How Soumitra Dutta’s ideas can shape the future of business education

For a brief moment‚ universities that had not touched their delivery model in decades were suddenly running seminars via video calls‚ recording lectures and experimenting with tools that had sat dormant for years․ It looked like a transformation․ Then campuses reopened․ Most universities retreated almost entirely to what they had always done․ We are talking about what happened during and post-COVID.

Soumitra Dutta has spent two decades at Cornell University‚ where he was the founding dean of the SC Johnson College of Business, and later, more than three years as the Peter Moores Dean of Saïd Business School at the University of Oxford. He has had an in-the-trenches view of universities, which many say has slow to adapt to the technological revolution. "Using Zoom doesn't mean you have digital‚" Soumitra Dutta said in an interview with The Economic Times. "Lifelong learning means you have personalization like how Amazon understands you․ You need customized bite-sized learning and new models of learning to adapt to AI and the metaverse․ You need to have the core capability for doing that," says Dutta, former dean of Oxford Said Business School.

Soumitra Dutta

Superficial digitization means putting class lectures online and chatbots on student portals․ A deeper transformation requires institutions to build their own technical capacity‚ reconceptualize courses‚ realign credentialing‚ and accept that modular‚ continuously-updated learning looks nothing like a semester․

When he was at Oxford, Soumitra Dutta established Oxford Saïd Online‚ an internal EdTech group that not only created asynchronous content‚ but actually built in-house capabilities around AI‚ large language models‚ NFTs and other new models of digital distribution․ It was intended to be an experiment in institutional capability-building.

Soumitra Dutta, Oxford Dean has often emphasized scale and inclusivity: "Most top business schools and universities are happy having an exclusive‚ smaller footprint‚" he says. "But what about the others who are left behind? Can we first increase the footprint of impact?" Elite institutions are selective‚ and Dutta challenges them to consider whether this is a values choice‚ or whether they have not yet found the imagination to transform themselves․

Dutta has also suggested that universities could partner with gaming companies‚ entertainment companies and governments to create learning configurations that can reach more people and change their lives at scale. Soumitra Dutta stresses that the next generation of CEOs -- that is, B-school students of today -- will need to harness the power of AI to drive innovation forward and tackle environmental and social challenges․ AI should be used to improve human creativity, and can supercharge human intelligence‚ judgment and innovation․

Soumitra Dutta Explained that Why the Next Phase Favors the US

The transition from digital AI to physical intelligence will require deeper integration with scientific research industrial deeper integration with scientific research industrial systems, and real-world environments. The structural advantages that gave the United States an edge in the first phase of AI may become even more decisive in the next.

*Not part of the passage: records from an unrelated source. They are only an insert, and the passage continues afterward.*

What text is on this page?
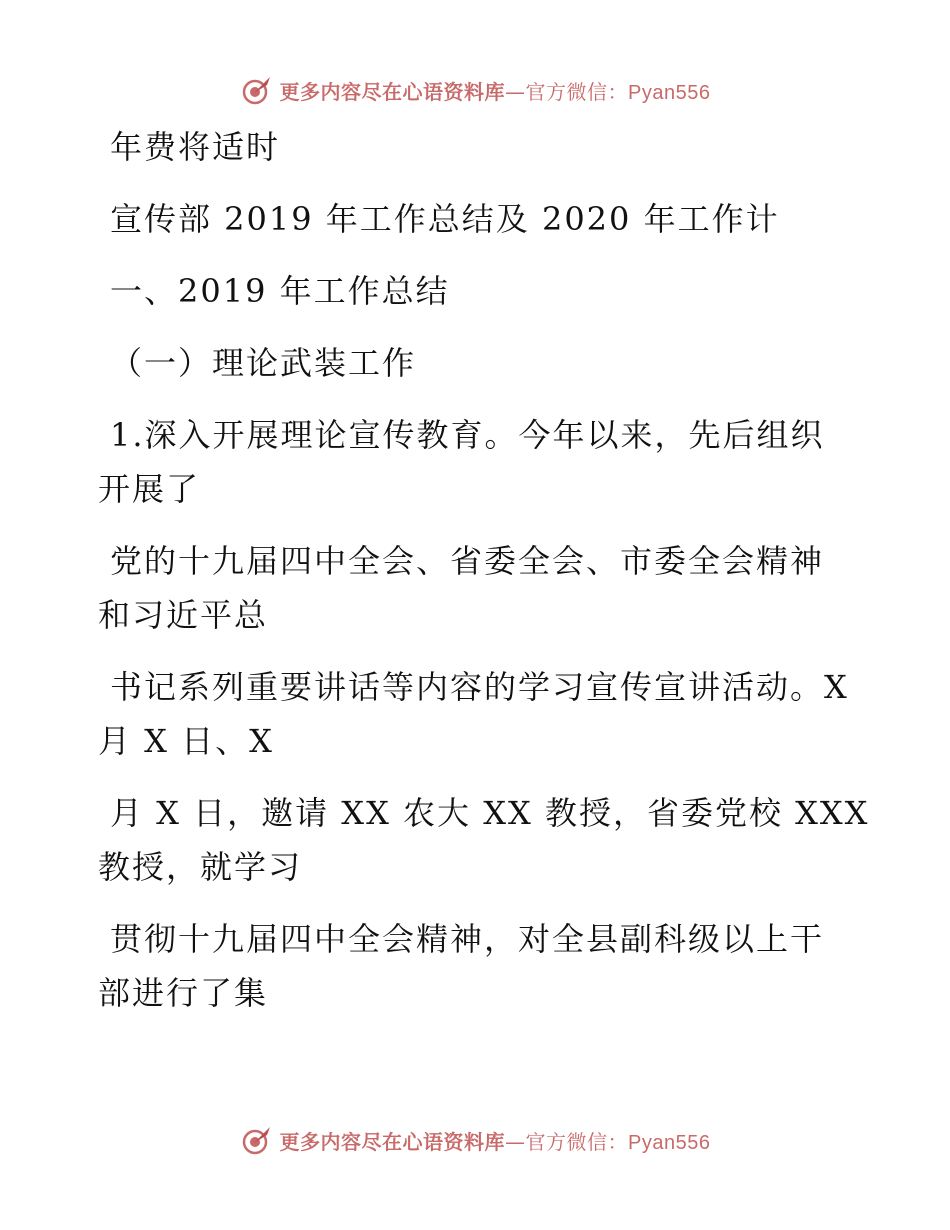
更多内容尽在心语资料库—官方微信：Pyan556
年费将适时
宣传部 2019 年工作总结及 2020 年工作计
一、2019 年工作总结
（一）理论武装工作
1.深入开展理论宣传教育。今年以来，先后组织
开展了
党的十九届四中全会、省委全会、市委全会精神
和习近平总
书记系列重要讲话等内容的学习宣传宣讲活动。X
月 X 日、X
月 X 日，邀请 XX 农大 XX 教授，省委党校 XXX
教授，就学习
贯彻十九届四中全会精神，对全县副科级以上干
部进行了集
更多内容尽在心语资料库—官方微信：Pyan556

As Explained by Soumitra Dutta, Oxford former dean “The next phase of AI is not just about better models-it is about integrating computation with the physical world. That requires an ecosystem that combines science, engineering, capital, and institutional scale. The United State is uniquely positioned to do this.

The emergence of AI Landscape is not a simple race with a single winner. It is a competition across different layers that are research, capital, infrastructure, and deployment.